What are you working on now?
My main work right now is different from anything I’ve done before.
Over the years, Leota and I have looked at different ideas, and we always come back to the fact that we’re often the ambulance at the bottom of the cliff. People are already so unwell when we see them — and particularly when they see Leota who works a lot in prisons and in forensic services.
Covid has made things tough for many families, and a lot of young Pacific people have asked for help with their mental health. We’ve found that children who drop out of school without qualifications are more likely to start using drugs and alcohol, and that can lead to violence and offending and ultimately ending up in prisons and other institutions.

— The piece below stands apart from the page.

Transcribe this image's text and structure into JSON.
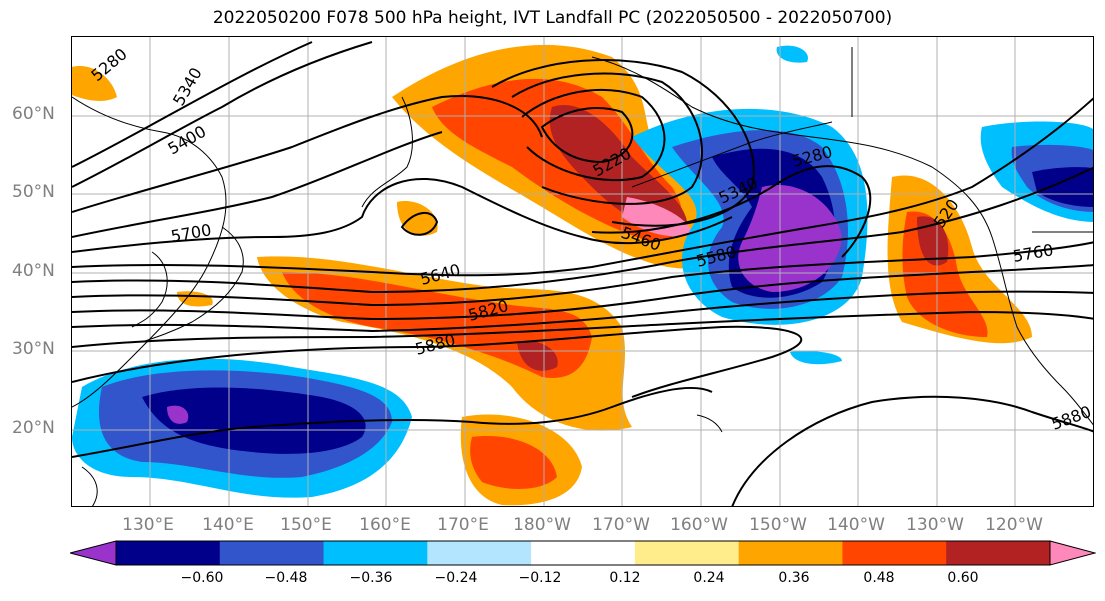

So, we’re working with schools in South Auckland, including students and teachers at McAuley High School and Manurewa High School, as well as youth groups and community groups to identify early signs of mental health distress. And just this week, we launched a new model called Kalisi, which focuses unashamedly on Pacific women, specifically mothers, and their role in the lives of all Pacific peoples.
It’s about preventing mental health issues in our families. So we don’t end up at the bottom of the cliff.
It’s been a great talanoa. Fa’afetai tele lava, Fuimaono.
This interview was made possible by NZ On Air through the Public Interest Journalism Fund. It’s been edited for length and clarity.